Il referendum che spaventa Georgetown (e Washington)

L’Essequibo è per il Venezuela ciò che le Malvine sono per l’Argentina: una questione di identità nazionale che unisce il popolo intero, ogni segmento e frazione, toccando anche le corde dell’anima dei più distanti dalla politica. Il Venezuela non è e non può esistere senza l’Essequibo. Affermazione che mette tutti d’accordo e che, nel caso specifico, ha fatto sì che i due arcinemici di Maduro, Juan Guaidó e Chiesa cattolica, dessero la loro benedizione al referendum.

La consultazione proposta da Maduro, che è anche un modo per distrarre i venezuelani dalla pandemia di problemi che avvolge il Paese, come il boom di criminalità e l’iperinflazione – che, al 317%, è la più alta del pianeta –, vuole interrogare i venezuelani sull’Essequibo. Perché se il popolo rispondesse affermativamente a ognuno dei cinque quesiti postigli, allora Maduro avrebbe la legittimazione popolare a supportarne le future mosse nella regione. Inclusa la guerra.

L’Essequibo tra passato, presente e futuro

L’Essequibo è una regione che occupa due terzi del territorio della Guyana, centosessantamila chilometri quadrati su duecentoquindicimila, e che prende il nome dall’omonimo fiume che nasce sulle vette degli Acarai. Trattasi di una regione appartenente de jure e governata de facto dalla Guyana, che l’ha ereditata dal Regno Unito all’indomani dell’ottenimento dell’indipendenza nel 1966 e che dalla fine dell’Ottocento è ragione di contesa col Venezuela. Caracas rivendica la storica incorporazione dell’Essequibo nella Capitaneria generale del Venezuela, il precursore del Venezuela contemporaneo, e non ha mai accettato la sentenza dell’arbitraggio internazionale di Parigi del 1899, ritenuta una frode. Per Georgetown, viceversa, l’Essequibo è un dono di Londra che gode, per di più, di legittimazione giuridica internazionale.

La questione, dopo decenni di oblìo, è riemersa in seguito alla scoperta di eccezionali riserve petrolifere nelle acque dell’Essequibo – che sarebbero pari o superiori ai dieci miliardi di barili. Riserve di cui Caracas vuole appropriarsi per impedire a Georgetown di eclissarla sui mercati internazionali e per fare uno smacco a Washington, i cui giganti dell’oil and gas hanno già ottenuto la licenza di perforare.

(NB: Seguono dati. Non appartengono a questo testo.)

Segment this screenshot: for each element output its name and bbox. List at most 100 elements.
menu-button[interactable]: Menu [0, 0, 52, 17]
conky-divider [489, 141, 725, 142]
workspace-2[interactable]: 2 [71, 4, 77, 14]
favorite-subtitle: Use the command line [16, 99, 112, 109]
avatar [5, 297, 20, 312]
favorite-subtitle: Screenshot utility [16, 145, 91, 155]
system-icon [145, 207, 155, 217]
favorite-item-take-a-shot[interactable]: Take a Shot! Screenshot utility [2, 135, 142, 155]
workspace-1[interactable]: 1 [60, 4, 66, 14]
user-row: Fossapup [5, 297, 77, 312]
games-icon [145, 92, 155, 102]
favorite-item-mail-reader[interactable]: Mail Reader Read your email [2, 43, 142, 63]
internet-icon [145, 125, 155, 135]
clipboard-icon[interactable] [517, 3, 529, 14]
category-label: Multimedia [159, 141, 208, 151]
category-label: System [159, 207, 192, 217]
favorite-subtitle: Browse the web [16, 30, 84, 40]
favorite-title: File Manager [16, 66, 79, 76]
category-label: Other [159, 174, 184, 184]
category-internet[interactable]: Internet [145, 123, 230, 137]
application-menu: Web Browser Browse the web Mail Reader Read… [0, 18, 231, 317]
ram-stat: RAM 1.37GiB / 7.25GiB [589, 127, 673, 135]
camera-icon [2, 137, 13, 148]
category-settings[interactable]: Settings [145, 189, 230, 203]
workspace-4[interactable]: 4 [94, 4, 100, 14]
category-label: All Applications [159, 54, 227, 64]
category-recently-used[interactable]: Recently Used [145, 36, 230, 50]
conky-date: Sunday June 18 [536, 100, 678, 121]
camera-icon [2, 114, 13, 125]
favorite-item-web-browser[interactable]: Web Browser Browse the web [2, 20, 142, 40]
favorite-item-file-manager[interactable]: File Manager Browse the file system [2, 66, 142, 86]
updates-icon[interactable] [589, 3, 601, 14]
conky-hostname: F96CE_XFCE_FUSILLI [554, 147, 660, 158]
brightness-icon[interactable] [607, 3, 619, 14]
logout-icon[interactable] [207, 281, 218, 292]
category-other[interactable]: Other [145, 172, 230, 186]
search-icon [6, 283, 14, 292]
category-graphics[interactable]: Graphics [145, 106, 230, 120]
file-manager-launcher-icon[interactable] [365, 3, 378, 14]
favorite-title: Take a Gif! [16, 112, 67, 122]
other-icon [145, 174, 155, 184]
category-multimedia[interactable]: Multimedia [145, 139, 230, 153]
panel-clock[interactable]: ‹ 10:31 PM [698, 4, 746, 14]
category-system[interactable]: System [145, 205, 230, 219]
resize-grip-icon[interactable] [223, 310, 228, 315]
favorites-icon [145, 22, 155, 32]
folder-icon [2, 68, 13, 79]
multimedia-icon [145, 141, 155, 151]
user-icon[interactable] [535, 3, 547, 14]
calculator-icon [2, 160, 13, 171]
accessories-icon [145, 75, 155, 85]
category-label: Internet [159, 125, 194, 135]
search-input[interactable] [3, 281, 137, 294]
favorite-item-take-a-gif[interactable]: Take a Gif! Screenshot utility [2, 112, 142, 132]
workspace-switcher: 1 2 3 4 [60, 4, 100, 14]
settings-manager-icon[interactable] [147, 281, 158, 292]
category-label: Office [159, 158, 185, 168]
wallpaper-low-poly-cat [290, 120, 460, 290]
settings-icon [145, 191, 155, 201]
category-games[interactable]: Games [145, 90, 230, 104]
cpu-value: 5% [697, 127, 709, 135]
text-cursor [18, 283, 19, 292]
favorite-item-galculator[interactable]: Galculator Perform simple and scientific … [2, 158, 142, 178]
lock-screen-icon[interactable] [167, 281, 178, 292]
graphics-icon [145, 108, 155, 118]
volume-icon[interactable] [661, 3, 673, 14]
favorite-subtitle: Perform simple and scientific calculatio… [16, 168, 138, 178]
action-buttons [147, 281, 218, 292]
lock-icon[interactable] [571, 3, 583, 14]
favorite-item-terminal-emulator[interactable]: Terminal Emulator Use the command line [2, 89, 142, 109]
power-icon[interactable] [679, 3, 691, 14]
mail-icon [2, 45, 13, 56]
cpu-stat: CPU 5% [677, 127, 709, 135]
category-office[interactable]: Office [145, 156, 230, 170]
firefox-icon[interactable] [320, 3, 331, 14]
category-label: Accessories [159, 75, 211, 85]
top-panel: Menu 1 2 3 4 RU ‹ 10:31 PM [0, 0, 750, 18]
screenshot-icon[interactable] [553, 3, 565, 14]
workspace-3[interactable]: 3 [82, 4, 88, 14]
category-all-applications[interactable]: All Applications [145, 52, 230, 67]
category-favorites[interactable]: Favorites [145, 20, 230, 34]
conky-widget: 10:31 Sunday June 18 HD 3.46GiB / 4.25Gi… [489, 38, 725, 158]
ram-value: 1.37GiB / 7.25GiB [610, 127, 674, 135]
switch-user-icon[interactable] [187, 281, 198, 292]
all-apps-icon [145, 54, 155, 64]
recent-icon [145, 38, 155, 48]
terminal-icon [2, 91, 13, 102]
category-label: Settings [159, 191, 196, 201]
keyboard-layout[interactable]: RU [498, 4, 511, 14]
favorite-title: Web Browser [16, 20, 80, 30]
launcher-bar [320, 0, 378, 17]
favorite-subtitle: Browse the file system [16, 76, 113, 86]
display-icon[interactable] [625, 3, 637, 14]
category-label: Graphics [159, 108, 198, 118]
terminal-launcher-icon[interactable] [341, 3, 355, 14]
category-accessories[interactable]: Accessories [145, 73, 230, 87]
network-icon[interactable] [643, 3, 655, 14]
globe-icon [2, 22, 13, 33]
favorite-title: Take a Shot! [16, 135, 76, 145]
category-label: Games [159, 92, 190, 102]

Dopo il tre dicembre, a seconda di quello che sarà l’esito referendario, nell’Essequibo potrebbe essere guerra oppure negoziato. Il secondo scenario è il più probabile: una Georgetown che, spinta dalla massima pressione di Caracas, accetta di riaprire la causa in sede legale, magari presso la Corte Internazionale di Giustizia, e di rinegoziare i confini tra i due paesi.

Il primo scenario è il più remoto, ma non è impossibile, tanto che Washington ha già inviato due delegazioni del Pentagono a Georgetown e il Brasile ha messo le forze armate in stato di allerta.